Funnily enough, NASA has been here before, five years ago. Side A, which the rover used initially after landing, experienced both hardware and software issues that meant the rover was ‘uncommandable’ and running down its battery.
A successful switch to Side B, however, enabled the rover to continue and also for NASA’s Jet Propulsion Laboratory engineers to remedy the issue, which was a problem with a section of Side A’s memory.

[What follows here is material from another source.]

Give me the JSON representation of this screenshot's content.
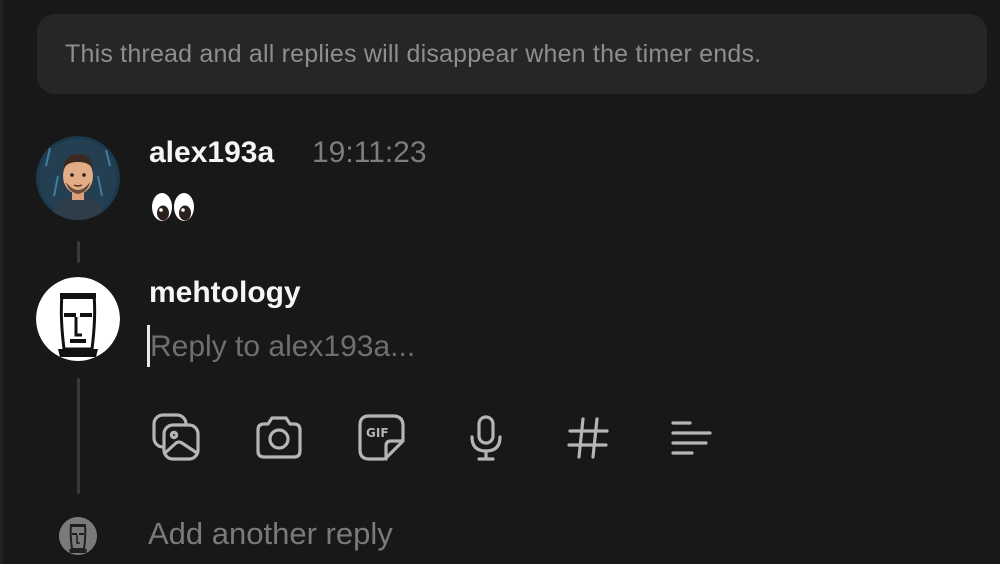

This left Side-A in a workable state again, meaning the recent ‘switch back’ can be made. Back to Side-A from Side-B…
“At this point, we’re confident we’ll be getting back to full operations, but it’s too early to say how soon,” said Steven Lee of JPL, Curiosity’s deputy project manager. “We are operating on Side A starting today, but it could take us time to fully understand the root cause of the issue and devise workarounds for the memory on Side B.
“We spent the last week checking out Side A and preparing it for the swap,” Lee said. “It’s certainly possible to run the mission on the Side-A computer if we really need to. But our plan is to switch back to Side B as soon as we can fix the problem to utilize its larger memory size.”